Happy New Year! I wanted to be one of the first to congratulate you on making it to 2021. I know we’re all hoping 2021 brings better things for us than 2020 did.
Even as we turn over a new leaf with the new year, though, many of us are still struggling with the things, or people, that 2020 has taken away.
I know from speaking with my patients and also from interacting with many of you that a lot of people are struggling right now with grief. Whenever I solicit feedback from those who follow me via my email newsletter or on social media, I get numerous replies about how people are struggling with loss right now during the pandemic — both the loss of people due to COVID, and the loss of a way of life.
Last week, on Christmas Day, my birth mother’s mother (my birth grandmother) died of COVID. She was in her 90s and on hospice, and her passing was peaceful, but that doesn’t remove the difficulty for those surviving her of how to deal with the loss.
On Wednesday I attended her memorial service over Zoom. It was a beautiful ceremony, and the Officiant said something so touching I had to immediately write it down, lest I forget:
Grief is the price we pay for loving one another.
Without love, there is no grief and there is no mourning. Loss is painful because we cared so deeply about the person (or circumstance) we lost.
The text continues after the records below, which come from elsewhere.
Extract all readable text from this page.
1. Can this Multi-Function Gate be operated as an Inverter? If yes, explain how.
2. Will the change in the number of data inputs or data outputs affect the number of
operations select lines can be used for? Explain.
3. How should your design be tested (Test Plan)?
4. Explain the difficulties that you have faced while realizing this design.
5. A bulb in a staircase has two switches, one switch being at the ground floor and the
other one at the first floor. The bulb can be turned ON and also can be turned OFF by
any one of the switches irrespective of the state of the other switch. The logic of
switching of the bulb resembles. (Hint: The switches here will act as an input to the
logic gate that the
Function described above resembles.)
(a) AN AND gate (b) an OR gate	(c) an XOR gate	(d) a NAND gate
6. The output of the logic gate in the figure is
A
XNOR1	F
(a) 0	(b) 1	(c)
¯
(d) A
In that sense, grief can be a price we pay—not gladly, but at least with an open heart—for the blessing of having experienced the kind of love that hurts to be taken away.
During my recent Life Teachings Live Q&A I spent some time talking about grief. Think of grief as a process, rather than something that’s guaranteed to pass in a discrete amount of time. For you, it may happen relatively quickly, or it may take a long time. It will not be linear. Some days you will start to feel hope again, only to fall back into despair.
But, as no good thing lasts forever, no bad thing lasts forever, either. And while loss can take away someone you love, it can never take away your memories. Honor the person you lost, and mourn them, but then also ask yourself, what would this person whom you loved so much wish for you, now?